Why have women always been so poor?

These chapters seem to be focusing mainly on the differences between the treatment of men and women in academia. When Beadle kicks her off the grass I think that is meant to be a sort of literal representation of the intellectual chasm between the two genders. Right before this occurred she was having an idea, and the incident made her lose it. So by enforcing the rule about the grass, the officer was crushing her creativity. Also she is not even allowed into the library, further emphasizing her exclusion from this world.

I think to further delineate the differences between the way the two sexes are treated, chapter one describes a meal at Oxbridge, the college for men and Fernham, the woman's college. The men have an abundance of food, pastries, and wine, while the meal at Fernham which is a shadow of that. This is symbolism to the way the poverty addled system of educating women compares to that of males, which have always been generously bankrolled. The author wonders if this might have all been different if somewhere a few generations ago women would have learned how to make money. This doesn't seem entirely fair, since women were not really allowed to have jobs, or their own livelihoods. The author acknowledges this and decides women were more likely to be treated as property than own it. This novel/ essay seems to be echoing some of the points in Orlando about the differences between the experiences of men and women. There is a culture that relies on their exclusion.

Something pattern I've noticed in the text so far is ambiguity especially when it comes to the subject of truth. The narrator says on the very first pa.ge with a subject as controversial and large as this there is no easy way to come to a real conclusion. So the novel is just intending to expand on problem. Also, when the narrator introduces herself, she is ambiguous about what name she should be called. This also serves to make her sort of an "everywoman" that many can relate to. Also the book is focused on fiction, a genre with an ambiguous relationship to the truth, instead of any other literary genre. In fact I think the genre of literature is similar to the way Woolf describes her story in the first few pages, lies mixed with truth Another theme that seems almost too obvious to mention is money. More specifically, the importance of having money if one is going to be independent.

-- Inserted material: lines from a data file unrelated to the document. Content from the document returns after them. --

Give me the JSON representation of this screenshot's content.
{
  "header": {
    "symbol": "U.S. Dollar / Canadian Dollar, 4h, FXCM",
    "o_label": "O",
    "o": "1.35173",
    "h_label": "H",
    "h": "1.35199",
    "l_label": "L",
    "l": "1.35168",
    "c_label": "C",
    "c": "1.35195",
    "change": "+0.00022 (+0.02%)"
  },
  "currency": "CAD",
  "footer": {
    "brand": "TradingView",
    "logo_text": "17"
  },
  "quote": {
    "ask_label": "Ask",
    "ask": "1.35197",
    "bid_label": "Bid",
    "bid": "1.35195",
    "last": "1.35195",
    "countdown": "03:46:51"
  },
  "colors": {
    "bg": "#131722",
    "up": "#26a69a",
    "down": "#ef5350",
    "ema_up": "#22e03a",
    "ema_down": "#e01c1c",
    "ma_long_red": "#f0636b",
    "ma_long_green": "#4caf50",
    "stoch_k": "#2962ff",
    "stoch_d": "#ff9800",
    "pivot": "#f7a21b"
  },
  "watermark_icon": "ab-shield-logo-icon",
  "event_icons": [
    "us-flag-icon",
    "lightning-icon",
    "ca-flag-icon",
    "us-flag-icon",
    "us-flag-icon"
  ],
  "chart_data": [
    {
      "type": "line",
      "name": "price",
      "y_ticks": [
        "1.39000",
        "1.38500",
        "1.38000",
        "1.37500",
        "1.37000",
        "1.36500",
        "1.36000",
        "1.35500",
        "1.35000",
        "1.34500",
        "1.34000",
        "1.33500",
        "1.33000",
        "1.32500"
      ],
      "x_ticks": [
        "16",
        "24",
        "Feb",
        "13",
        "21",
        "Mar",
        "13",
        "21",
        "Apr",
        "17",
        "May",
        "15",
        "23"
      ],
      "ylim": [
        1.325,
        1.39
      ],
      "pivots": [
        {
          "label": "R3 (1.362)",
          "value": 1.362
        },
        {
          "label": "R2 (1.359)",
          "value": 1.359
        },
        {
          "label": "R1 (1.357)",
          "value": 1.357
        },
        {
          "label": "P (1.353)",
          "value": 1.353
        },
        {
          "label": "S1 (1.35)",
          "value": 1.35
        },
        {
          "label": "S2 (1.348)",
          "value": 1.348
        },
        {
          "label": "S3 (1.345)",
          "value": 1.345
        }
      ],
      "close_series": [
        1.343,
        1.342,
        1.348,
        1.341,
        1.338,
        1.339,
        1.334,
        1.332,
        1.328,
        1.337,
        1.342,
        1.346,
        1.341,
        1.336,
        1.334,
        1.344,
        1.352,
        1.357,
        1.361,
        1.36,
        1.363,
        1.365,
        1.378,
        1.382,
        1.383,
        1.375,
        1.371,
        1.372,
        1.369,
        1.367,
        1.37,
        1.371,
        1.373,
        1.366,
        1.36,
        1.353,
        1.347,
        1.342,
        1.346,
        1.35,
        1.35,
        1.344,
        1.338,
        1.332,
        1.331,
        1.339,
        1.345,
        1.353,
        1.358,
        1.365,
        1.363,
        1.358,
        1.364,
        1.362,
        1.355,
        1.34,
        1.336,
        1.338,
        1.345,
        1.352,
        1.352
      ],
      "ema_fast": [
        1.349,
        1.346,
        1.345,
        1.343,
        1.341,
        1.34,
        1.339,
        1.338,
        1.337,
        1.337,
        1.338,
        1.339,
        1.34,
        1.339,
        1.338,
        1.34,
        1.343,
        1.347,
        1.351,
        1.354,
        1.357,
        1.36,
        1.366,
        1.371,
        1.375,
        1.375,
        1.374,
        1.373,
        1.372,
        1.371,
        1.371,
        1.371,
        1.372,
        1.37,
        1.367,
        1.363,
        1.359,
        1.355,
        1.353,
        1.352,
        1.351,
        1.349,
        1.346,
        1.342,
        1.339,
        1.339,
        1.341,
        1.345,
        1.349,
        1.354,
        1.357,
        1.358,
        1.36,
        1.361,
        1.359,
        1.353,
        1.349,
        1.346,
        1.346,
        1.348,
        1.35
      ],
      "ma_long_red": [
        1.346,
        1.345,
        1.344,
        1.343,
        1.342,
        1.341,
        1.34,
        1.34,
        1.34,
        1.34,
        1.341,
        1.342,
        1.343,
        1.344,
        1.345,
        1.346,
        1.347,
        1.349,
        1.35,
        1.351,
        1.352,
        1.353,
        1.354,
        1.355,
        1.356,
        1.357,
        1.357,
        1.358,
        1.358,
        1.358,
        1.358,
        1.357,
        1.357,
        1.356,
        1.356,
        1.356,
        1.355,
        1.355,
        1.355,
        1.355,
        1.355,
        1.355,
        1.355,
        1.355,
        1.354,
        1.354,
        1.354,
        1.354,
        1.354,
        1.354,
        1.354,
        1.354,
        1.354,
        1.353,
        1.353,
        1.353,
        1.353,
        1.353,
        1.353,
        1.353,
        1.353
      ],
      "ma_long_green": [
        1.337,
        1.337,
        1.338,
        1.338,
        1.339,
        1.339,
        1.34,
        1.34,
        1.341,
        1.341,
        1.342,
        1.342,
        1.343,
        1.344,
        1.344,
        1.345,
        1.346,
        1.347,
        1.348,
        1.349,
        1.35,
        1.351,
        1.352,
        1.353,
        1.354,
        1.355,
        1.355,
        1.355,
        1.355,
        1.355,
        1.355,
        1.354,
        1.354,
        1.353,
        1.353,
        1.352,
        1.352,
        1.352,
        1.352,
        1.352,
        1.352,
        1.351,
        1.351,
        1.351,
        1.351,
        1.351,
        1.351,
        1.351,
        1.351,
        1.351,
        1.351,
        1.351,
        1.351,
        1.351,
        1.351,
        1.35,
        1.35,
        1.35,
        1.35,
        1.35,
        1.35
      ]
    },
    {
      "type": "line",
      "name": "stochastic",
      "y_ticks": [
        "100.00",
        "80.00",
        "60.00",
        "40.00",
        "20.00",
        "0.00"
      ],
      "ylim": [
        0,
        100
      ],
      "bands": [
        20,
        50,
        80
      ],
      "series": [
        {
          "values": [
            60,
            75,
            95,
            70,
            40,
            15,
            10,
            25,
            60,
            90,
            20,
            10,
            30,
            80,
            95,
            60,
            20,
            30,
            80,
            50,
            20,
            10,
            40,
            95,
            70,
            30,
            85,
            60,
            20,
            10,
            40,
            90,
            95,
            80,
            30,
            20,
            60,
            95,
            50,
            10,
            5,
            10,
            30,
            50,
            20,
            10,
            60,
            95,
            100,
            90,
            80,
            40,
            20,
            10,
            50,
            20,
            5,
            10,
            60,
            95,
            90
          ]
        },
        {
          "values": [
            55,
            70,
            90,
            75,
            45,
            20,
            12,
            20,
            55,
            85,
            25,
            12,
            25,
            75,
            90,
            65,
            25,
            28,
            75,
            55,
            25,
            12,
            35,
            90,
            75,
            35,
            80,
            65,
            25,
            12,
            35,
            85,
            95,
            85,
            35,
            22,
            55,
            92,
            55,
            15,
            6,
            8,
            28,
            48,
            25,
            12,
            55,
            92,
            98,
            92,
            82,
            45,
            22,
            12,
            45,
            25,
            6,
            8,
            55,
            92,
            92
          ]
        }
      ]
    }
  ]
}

I love the part when she's looking at literature about women, and it's always written by angry men. There's something a little funny about this I think. Now, if you looked for literature about men, you certainly wouldn't find nothing, you would find a lot of books written by angry women. :) This emotion in the man's writing, she finds very distasteful and that's why her point of view in her own book is removed. We find out that this book comes after woman's suffrage. So it is set in a time where there are tons and tons of changes happening, but they are just in the infant stages. The way the author supports herself is with an inheritance from an aunt. A few years before, she would not have been allowed to inherit.